Menjelang penerimaan anggota Polri tahun 2020 untuk tamtama, bintara maupun akademi kepolisian (akpol), Polres Probolinggo Kota menggelar polisi goes to pesantren.

Dalam program Santri Menjadi Polri, anggota Polres Probolinggo Kota melakukan sosialisasi kepada para santri tentang penerimaan anggota Polri tahun 2020 di Pondok Pesantren (Ponpes) Roudlotut Tholibin, Kecamatan Kademangan, Sabtu (14/12/2019).

“Kita mensosialisasikan kepada para santri tentang penerimaan anggota Polri tahun 2020, baik itu sebagai tamtama, bintara maupun akpol,” kata Kapolres Probolinggo Kota, AKBP Ambariyadi Wijaya.

Sosialisasi penerimaan anggota Polri ini diikuti para santri. Kabag Sumda Kompol Sayudi memberikan pemaparan dan arahan tentang bagaimana tata cara pendaftaran dan seleksi penerimaan anggota Polri. Serta bagaimana mengabdi pada negara dengan menjadi anggota Polri. Para santri terlihat bersemangat.

Disampaikan saat itu, para santri yang berminat mengabdikan dirinya di institusi Polri, agar mempersiapkan diri mulai dari sekarang. Selain kemampuan akademik, juga diperlukan kesiapan mental.

Juga disampaikan arahan dari Kapolri Jenderal Polisi Idham Aziz bahwa bagi yang punya keahlian menghafal Al Quran (hafidz), mengaji atau ceramah, akan diberikan porsi khusus dalam tes penerimaan anggota Polri.

Anggota Bagian Sumda Polres Probolinggo Kota pun melakukan penjaringan dan mendata para santri yang memiliki kemampuan hafidz Al Quran, kemampuan berdakwah. Ketika diterima menjadi anggota Polri, kemampuan mereka akan berguna membantu tugas kepolisian sesuai dengan program Kapolri.

“Usai sosialisasi, ada tujuh santri yang berminat mendaftarkan diri,” ungkap Ambar-sapaan AKBP Ambariyadi Wijaya.

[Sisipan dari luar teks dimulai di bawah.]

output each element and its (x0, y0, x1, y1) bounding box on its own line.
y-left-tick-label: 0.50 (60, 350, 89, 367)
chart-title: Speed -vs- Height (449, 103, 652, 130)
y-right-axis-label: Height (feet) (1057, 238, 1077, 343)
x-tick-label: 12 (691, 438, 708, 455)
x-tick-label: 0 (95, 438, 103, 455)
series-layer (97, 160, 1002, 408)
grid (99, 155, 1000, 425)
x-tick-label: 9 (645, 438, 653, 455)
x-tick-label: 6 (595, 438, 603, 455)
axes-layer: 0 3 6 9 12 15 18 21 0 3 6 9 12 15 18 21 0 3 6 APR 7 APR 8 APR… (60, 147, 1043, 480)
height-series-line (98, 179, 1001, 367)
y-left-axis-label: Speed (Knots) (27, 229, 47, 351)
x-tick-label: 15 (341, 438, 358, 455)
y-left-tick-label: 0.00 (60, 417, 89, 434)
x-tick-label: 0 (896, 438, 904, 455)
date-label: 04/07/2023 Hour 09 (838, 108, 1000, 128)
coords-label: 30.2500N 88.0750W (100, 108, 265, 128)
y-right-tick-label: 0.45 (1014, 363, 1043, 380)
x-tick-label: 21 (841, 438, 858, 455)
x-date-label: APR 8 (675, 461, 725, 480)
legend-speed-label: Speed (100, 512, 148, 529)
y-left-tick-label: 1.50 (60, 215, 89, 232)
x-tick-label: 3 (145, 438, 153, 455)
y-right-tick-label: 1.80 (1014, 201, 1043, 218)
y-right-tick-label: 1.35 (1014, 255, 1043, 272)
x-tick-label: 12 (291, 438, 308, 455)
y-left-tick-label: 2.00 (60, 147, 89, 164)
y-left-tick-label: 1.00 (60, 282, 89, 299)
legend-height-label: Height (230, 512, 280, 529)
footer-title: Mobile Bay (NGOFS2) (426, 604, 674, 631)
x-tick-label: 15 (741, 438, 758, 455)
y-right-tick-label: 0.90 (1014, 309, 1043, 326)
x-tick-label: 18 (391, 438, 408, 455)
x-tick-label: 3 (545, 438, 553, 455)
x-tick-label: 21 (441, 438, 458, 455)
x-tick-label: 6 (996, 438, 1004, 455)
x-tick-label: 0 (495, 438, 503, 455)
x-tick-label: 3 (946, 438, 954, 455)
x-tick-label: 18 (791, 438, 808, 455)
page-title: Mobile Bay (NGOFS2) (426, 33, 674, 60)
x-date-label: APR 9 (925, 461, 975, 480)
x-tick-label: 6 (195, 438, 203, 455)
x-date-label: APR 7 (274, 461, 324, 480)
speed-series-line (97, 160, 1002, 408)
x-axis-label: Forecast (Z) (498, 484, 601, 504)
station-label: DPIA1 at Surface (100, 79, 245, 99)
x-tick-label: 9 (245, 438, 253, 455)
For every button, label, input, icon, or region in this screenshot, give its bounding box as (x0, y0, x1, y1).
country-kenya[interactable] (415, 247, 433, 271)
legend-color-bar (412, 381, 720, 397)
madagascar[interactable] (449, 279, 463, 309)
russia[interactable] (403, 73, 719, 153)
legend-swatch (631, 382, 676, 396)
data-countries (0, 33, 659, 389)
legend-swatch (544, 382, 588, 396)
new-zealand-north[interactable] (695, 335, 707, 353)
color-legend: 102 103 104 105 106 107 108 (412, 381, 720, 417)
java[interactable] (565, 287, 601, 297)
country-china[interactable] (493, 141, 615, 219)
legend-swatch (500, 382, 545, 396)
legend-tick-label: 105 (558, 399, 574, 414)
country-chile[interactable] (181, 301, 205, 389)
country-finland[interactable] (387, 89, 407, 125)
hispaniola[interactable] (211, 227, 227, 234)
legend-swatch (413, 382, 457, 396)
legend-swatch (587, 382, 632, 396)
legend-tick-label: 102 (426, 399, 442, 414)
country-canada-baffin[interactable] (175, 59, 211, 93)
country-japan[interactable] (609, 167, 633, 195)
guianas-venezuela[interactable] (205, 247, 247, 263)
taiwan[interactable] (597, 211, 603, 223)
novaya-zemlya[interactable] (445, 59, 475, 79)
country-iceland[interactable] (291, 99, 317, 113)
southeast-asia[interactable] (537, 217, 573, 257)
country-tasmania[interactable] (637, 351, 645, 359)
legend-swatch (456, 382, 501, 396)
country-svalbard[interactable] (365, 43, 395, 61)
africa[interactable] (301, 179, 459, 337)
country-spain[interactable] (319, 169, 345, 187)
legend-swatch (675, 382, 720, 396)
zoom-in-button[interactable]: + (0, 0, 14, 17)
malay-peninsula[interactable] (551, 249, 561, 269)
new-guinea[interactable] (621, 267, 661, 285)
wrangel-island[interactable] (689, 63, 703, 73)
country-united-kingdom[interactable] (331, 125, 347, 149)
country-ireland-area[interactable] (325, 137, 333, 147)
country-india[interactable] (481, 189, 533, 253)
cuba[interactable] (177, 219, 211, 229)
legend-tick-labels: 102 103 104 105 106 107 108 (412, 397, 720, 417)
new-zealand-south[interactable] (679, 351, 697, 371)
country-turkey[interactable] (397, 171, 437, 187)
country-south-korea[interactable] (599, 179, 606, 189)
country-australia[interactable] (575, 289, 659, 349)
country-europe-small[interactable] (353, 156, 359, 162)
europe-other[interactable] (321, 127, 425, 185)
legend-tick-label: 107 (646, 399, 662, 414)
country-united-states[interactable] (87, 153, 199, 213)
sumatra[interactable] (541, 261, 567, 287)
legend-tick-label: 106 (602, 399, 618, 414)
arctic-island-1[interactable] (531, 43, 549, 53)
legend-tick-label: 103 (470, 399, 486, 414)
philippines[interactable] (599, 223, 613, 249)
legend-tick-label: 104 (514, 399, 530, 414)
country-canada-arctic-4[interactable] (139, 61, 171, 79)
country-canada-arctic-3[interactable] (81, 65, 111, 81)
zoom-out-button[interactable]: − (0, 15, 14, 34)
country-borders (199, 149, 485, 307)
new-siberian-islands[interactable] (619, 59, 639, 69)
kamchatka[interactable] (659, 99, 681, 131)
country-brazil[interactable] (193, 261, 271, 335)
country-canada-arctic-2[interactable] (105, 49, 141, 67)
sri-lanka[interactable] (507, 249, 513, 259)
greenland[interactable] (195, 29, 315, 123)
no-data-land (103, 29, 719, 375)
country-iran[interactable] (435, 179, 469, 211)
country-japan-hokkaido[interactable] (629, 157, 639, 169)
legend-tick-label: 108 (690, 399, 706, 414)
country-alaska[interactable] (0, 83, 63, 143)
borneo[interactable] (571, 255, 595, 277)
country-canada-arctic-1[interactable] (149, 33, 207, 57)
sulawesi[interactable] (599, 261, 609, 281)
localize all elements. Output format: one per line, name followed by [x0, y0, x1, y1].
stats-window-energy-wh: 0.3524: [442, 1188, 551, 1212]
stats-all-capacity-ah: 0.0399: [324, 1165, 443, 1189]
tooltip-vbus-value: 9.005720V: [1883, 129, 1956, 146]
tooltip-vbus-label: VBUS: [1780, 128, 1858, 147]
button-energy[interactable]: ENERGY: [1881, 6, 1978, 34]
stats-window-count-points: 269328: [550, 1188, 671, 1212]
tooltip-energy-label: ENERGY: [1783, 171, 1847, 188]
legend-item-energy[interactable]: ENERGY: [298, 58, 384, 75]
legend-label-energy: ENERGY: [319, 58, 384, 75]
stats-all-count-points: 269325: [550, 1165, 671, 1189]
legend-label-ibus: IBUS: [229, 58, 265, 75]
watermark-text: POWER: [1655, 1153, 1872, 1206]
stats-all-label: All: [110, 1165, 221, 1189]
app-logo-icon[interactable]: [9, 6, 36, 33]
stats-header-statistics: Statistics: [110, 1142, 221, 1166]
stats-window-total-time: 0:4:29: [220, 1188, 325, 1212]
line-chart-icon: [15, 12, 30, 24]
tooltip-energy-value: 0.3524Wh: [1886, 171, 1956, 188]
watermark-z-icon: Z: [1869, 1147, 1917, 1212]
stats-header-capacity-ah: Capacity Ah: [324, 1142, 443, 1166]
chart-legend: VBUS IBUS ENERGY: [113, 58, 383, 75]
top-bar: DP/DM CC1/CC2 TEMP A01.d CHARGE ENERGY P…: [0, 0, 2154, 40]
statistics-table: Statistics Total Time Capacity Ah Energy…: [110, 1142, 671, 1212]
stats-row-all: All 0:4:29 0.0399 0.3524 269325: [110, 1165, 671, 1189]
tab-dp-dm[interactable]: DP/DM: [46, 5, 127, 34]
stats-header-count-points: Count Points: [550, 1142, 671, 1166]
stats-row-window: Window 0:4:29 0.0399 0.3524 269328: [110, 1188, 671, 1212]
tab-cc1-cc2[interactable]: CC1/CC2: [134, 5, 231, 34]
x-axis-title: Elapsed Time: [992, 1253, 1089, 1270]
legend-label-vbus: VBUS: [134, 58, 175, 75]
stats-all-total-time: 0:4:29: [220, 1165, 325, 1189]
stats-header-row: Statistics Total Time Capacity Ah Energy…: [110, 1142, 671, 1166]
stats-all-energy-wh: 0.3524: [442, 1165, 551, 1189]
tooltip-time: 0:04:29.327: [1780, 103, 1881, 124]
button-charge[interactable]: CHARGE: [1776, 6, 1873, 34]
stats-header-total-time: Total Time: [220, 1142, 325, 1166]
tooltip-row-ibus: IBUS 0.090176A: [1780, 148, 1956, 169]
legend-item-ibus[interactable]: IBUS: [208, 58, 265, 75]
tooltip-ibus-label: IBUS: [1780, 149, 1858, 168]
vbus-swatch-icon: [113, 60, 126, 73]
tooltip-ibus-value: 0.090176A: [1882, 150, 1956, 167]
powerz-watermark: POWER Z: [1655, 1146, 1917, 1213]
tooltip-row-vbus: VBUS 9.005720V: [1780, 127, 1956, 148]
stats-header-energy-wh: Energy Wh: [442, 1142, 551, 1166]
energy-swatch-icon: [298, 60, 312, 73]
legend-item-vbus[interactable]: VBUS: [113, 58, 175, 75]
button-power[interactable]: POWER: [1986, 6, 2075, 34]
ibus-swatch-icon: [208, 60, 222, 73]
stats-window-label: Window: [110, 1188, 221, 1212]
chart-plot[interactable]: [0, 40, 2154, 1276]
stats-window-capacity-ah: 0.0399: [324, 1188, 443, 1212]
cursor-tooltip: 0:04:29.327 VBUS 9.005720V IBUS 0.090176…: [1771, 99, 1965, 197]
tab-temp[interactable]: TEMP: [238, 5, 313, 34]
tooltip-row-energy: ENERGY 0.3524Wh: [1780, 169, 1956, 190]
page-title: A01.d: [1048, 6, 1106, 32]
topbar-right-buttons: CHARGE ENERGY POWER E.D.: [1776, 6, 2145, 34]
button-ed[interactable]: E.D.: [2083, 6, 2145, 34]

Mantan Kasubdit Indagsi Direktorat Reserse Kriminal Khusus (Ditreskrimsus) Polda Jatim ini menambahkan, ada 7 santri yang tertarik mendaftar menjadi anggota Polri itu, akan mendapatkan pelatihan khusus jasmani.

Mereka akan diajak seminggu sekali berlatih bersama di stadion Bayuangga bersama pendaftar dari pelajar atau umum. Pelatihan ini berjalan sekitar dua hingga tiga bulan.

“Nanti kita latih dengan optimal untuk menjadi polisi, baik tamtama, bintara, bahkan Akpol, jika syarat-syaratnya terpenuhi,” jelasnya.

Sementara itu, Pengasuh Ponpes Roudlotut Tholibin Ustadz Abdul Karim menyambut baik sosialisasi penerimaan anggota Polri ke pondok pesantren tersebut.

“Santri memang membutuhkan sosialisasi door to door seperti ini, untuk menumbuhkan motivasi dan niat kuat, agar santri memiliki kemauan menjadi anggota Polri,” ujar Ustadz Abdul Karim.

Polisi goes to pesantren ini juga dinilai sebagai salah satu komitmen Polri menjaring animo masyarakat, khususnya di kalangan pondok pesantren.

“Harapan ke depan, semakin banyak santri yang menjadi anggota Polri dan dapat memberikan kontribusi kepada negeri,” tambahnya.